Things had been looking up of late for Karthik as his heroic showings in the Nidahas T20 tri-series in Sri Lanka along with injury troubles for Wriddhiman Saha paved the way for his return to the Test squad after a gap of more than eight years.
His first innings in the five-day format since 2010 fetched him only four runs in Afghanistan’s inaugural Test but Saha’s long-term injury meant that Karthik was on the plane to England as first-choice wicketkeeper.
What has followed though in England, does not make pretty reading for the 33-year-old. Scores of 0, 20, 1 and 0 have ensued from the bat of Karthik while his glove work behind the stumps has almost bordered on the amateur.

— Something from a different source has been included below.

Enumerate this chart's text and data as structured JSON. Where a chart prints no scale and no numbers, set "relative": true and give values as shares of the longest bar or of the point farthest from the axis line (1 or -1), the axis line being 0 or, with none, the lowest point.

Criticism have been directed at Karthik from many quarters but perhaps none of them have been as scathing as former skipper Sourav Ganguly’s.
“I think Rishabh Pant has to come into this side as Dinesh Karthik looks woefully out-of-form. I saw him (Karthik) in the nets and he couldn’t put bat to ball. I think a left-hander in the side will help the team and Pant isn’t scarred by India’s losses and he is also capable of changing the course of a game,” Ganguly said on Sky Sports following India’s innings loss at Lord’s in the second Test.

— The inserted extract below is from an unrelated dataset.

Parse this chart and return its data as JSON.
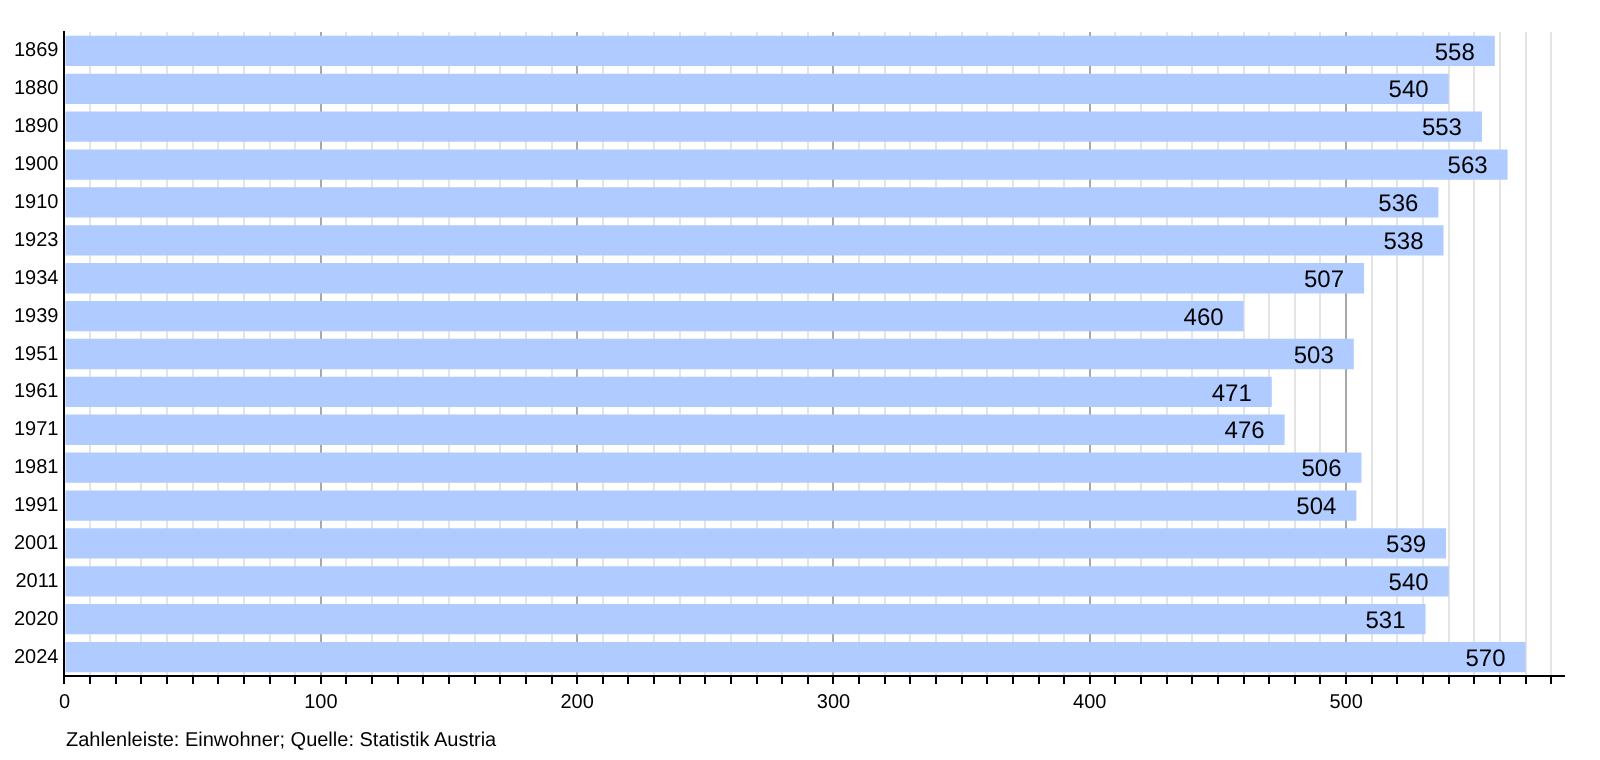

Karthik has not been the only Indian batsmen to have failed miserably in the Test series so far but given the fact that 20-year-old Pant has been breathing down his neck with some fine performances for India ‘A’ in their recent shadow tour of England, his position seems to be the most untenable of the lot.
Pant’s breakthrough came with a stupendous IPL campaign for the Delhi Daredevils where he blitzed 684 runs in 14 innings at an average greater than 35 and a strike-rate near 163.
While his game seems more suited to the limited-overs formats, he has since given ample evidence that he has what it takes to succeed at red-ball cricket.
In the two first-class matches that India ‘A’ played on their tour of England, Pant registered three half-centuries in his four innings including two against an England Lions attack containing the likes of Sam Curran and Jamie Porter.
His ability to translate his limited-overs form to first class cricket earned him glowing praise from India ‘A’ coach Rahul Dravid.
“Rishabh has shown he could bat differently. He has the temperament and skills to bat differently,” said Dravid. “He is always going to be an attacking player, but reading of the situation when one is playing red-ball cricket is required. We are glad he has been picked in the national team and I hope he takes this maturity and builds thereon,” Dravid had told ESPNCricinfo upon the completion of the tour.
At his age, Karthik was never going to be a long-term solution to India’s wicketkeeping hopes and when Saha does inevitably return, it will not be a surprise to see the Tamil Nadu man drop down the pecking order.
Given India’s extreme batting frailties at the moment, a quick-fire 50 from Pant batting at number seven could be gold dust for Virat Kohli and his men.
Such are the dire straits that India currently are in at the moment that a left-field move like bringing in Pant seems like the only viable solution to mend the batting woes.
It would be a tad unfair on Karthik given no other batsmen apart from Kohli have covered themselves in glory but Pant’s unorthodox approach to batting might just be the remedy to India’s current ailments.
Conventional Test batsmen like Murali Vijay, Cheteshwar Pujara and Ajinkya Rahane have hardly been pulling up trees against the moving Duke ball. It might be time for India to finally throw caution to the wind as they look to salvage the series at Trent Bridge.